In Science and Complexity which appeared in the American Scientist in 1948 Weaver writes (among many other things) about science and war:-
Out of the wickedness of war have come two new developments that may well be of major importance in helping science to solve these complex twentieth-century problems. The first piece of evidence is the wartime development of new types of electronic computing devices. ... [Their] combination of flexibility, capacity, and speed makes it seem likely that such devices will have a tremendous impact on science. They will make it possible to deal with problems which previously were too complicated, and, more importantly, they will justify and inspire the development of new methods of analysis applicable to these new problems of organized complexity. The second of the wartime advances is the "mixed-team" approach of operations analysis. ... As an illustration, consider the over-all problem of convoying troops and supplies across the Atlantic. Take into account the number and effectiveness of the naval vessels available, the character of submarine attacks, and a multitude of other factors, including such an imponderable as the dependability of visual watch when men are tired, sick, or bored. Considering a whole mass of factors, some measurable and some elusive, what procedure would lead to the best over-all plan, that is, best from the combined point of view of speed, safety, cost, and so on? Should the convoys be large or small, fast or slow? Should they zigzag and expose themselves longer to possible attack, or dash in a speedy straight line? How are they to be organized, what defences are best, and what organization and instruments should be used for watch and attack?
Having worked for the private support of science for most of his life, Weaver's book U.S. Philanthropic Foundations : Their History, Structure, Management and Record (1967) is written by someone who understood intimately the workings of such institutions. In 1977 he published Early support for mathematics from Rockefeller agencies in Historia Mathematica surveying some of the contributions made by the Rockefeller philanthropic organizations in the 1920's to mathematical sciences.
Let us end this article by quoting from a talk Four pieces of advice to young people given in Seattle in 1966:-
I urge each one of you not to decide prematurely what field of science, what speciality of science you are going to make your own. Science moves very rapidly. ...
... there is no life that is possible to be lived on this planet that is more pleasant and more rewarding than the combined activity of teaching and research.
... may I urge every single one of you to prepare yourself not only to be a scientist, but to be a scientist-citizen. You have to accept the responsibilities of citizenship ...

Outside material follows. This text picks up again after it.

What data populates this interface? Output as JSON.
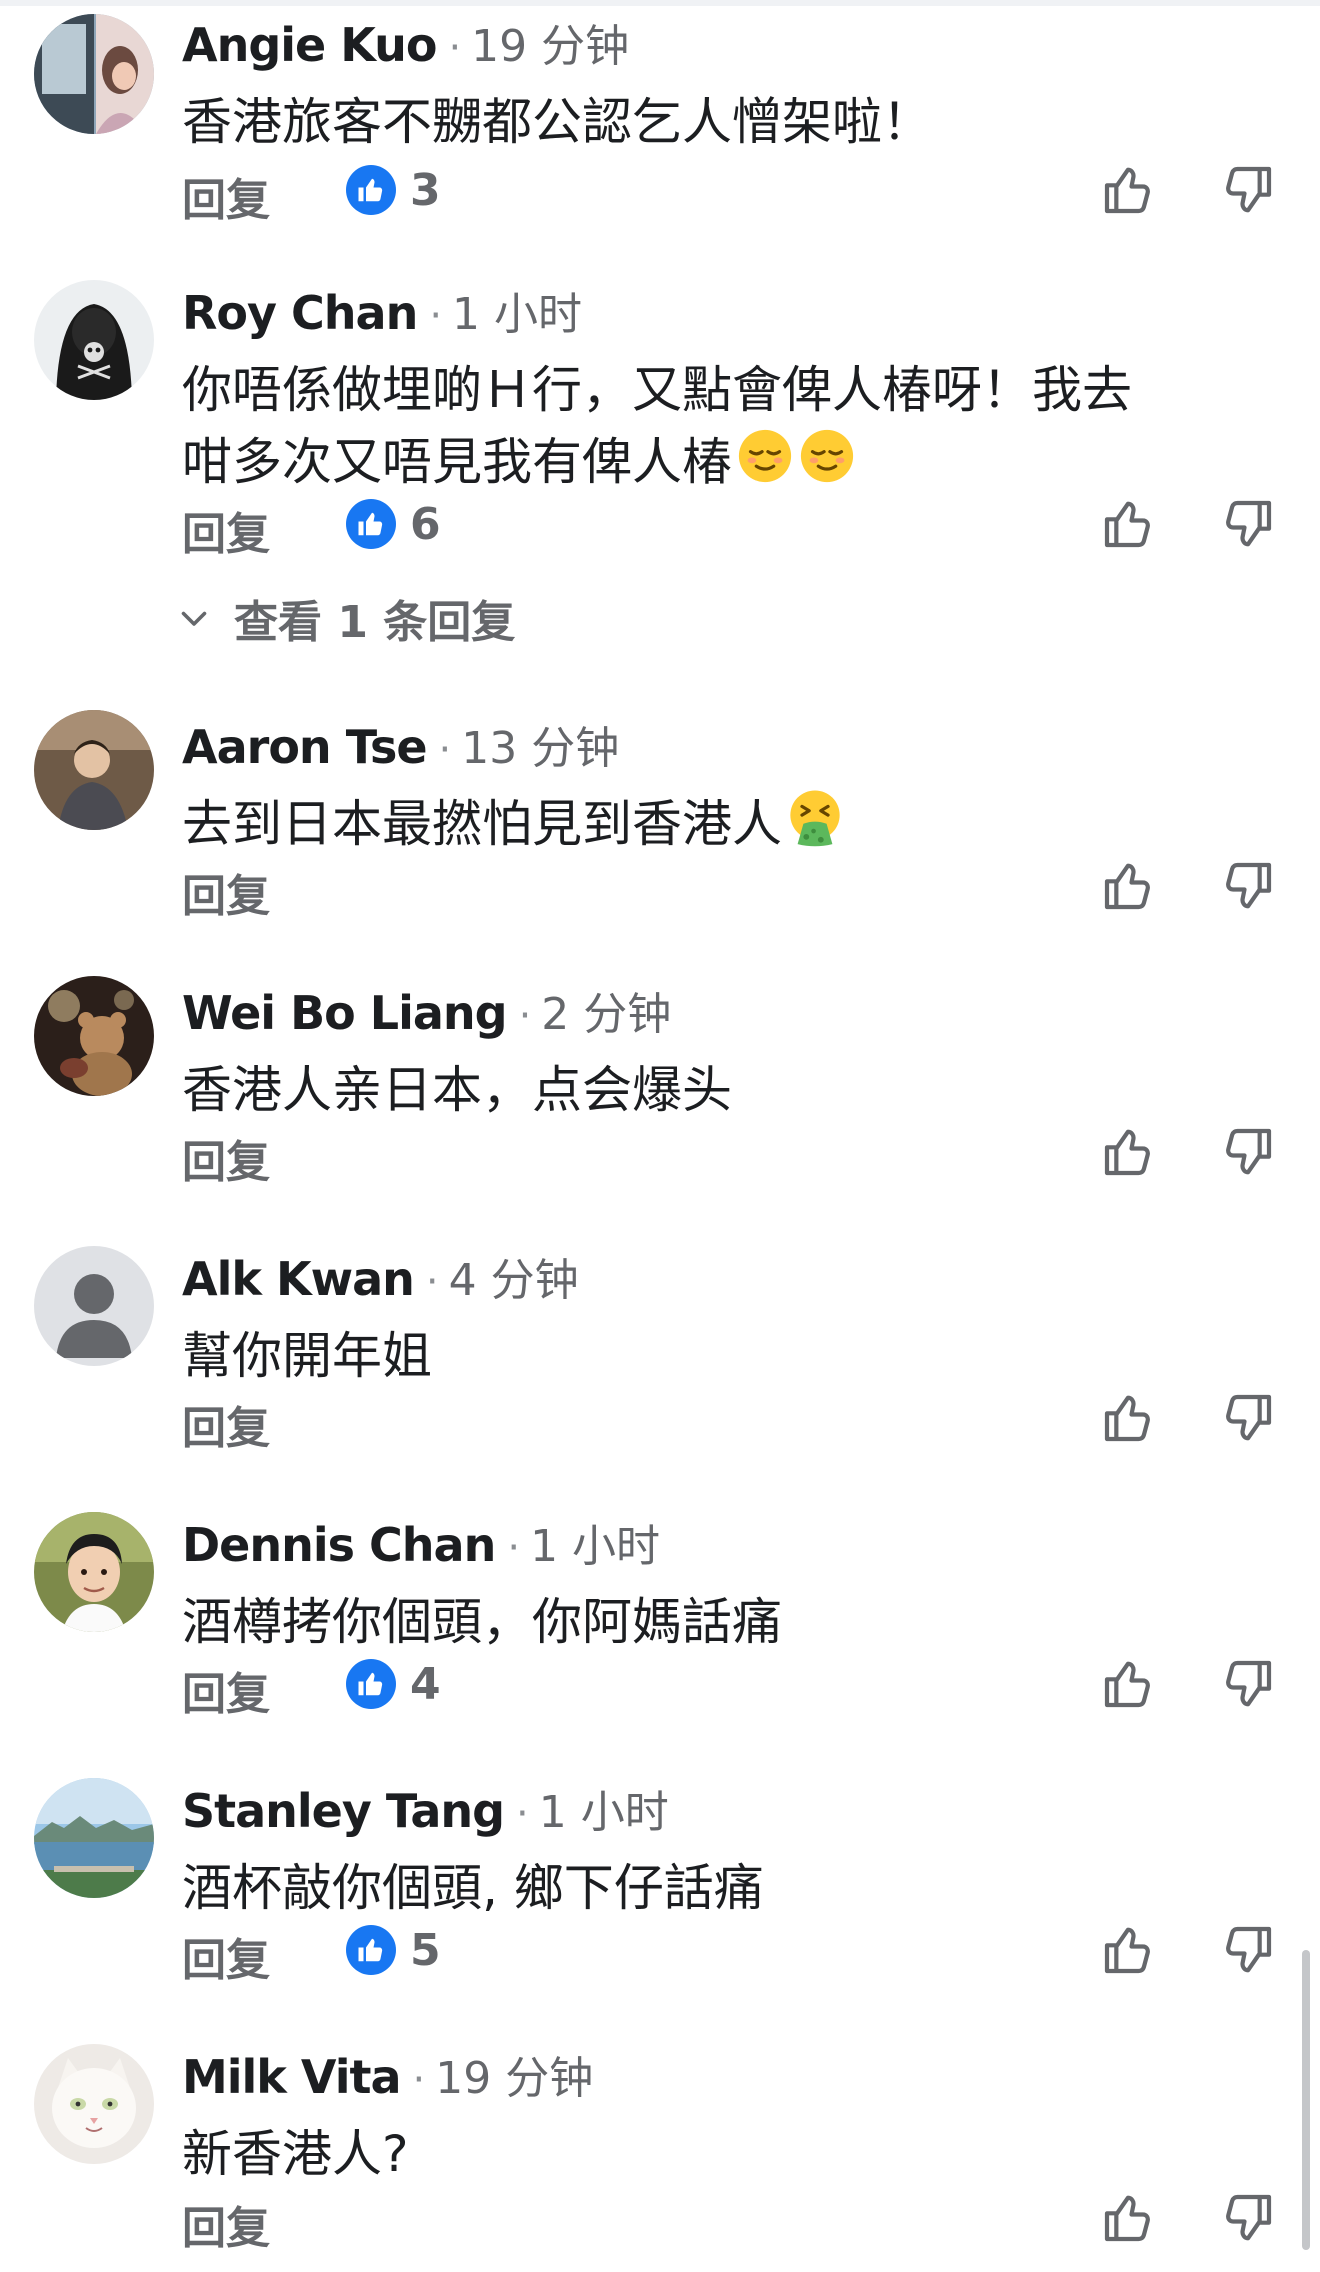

Do not overestimate science, do not think that science is all that there is, do not concentrate so completely on science that there's nobody in this room who is going to spend the next seven days without reading some poetry. I hope that there's nobody in this room that's going to spend the next seven days without listening to some music, some good music, some modern music, some music. I hope very much that there's nobody here who is not interested in the creative arts, interested in drama, interested in dance. I hope that you interest yourselves seriously in religion, because if you do not open your minds and open your activities to this range of things, you are going to lead too narrow a life.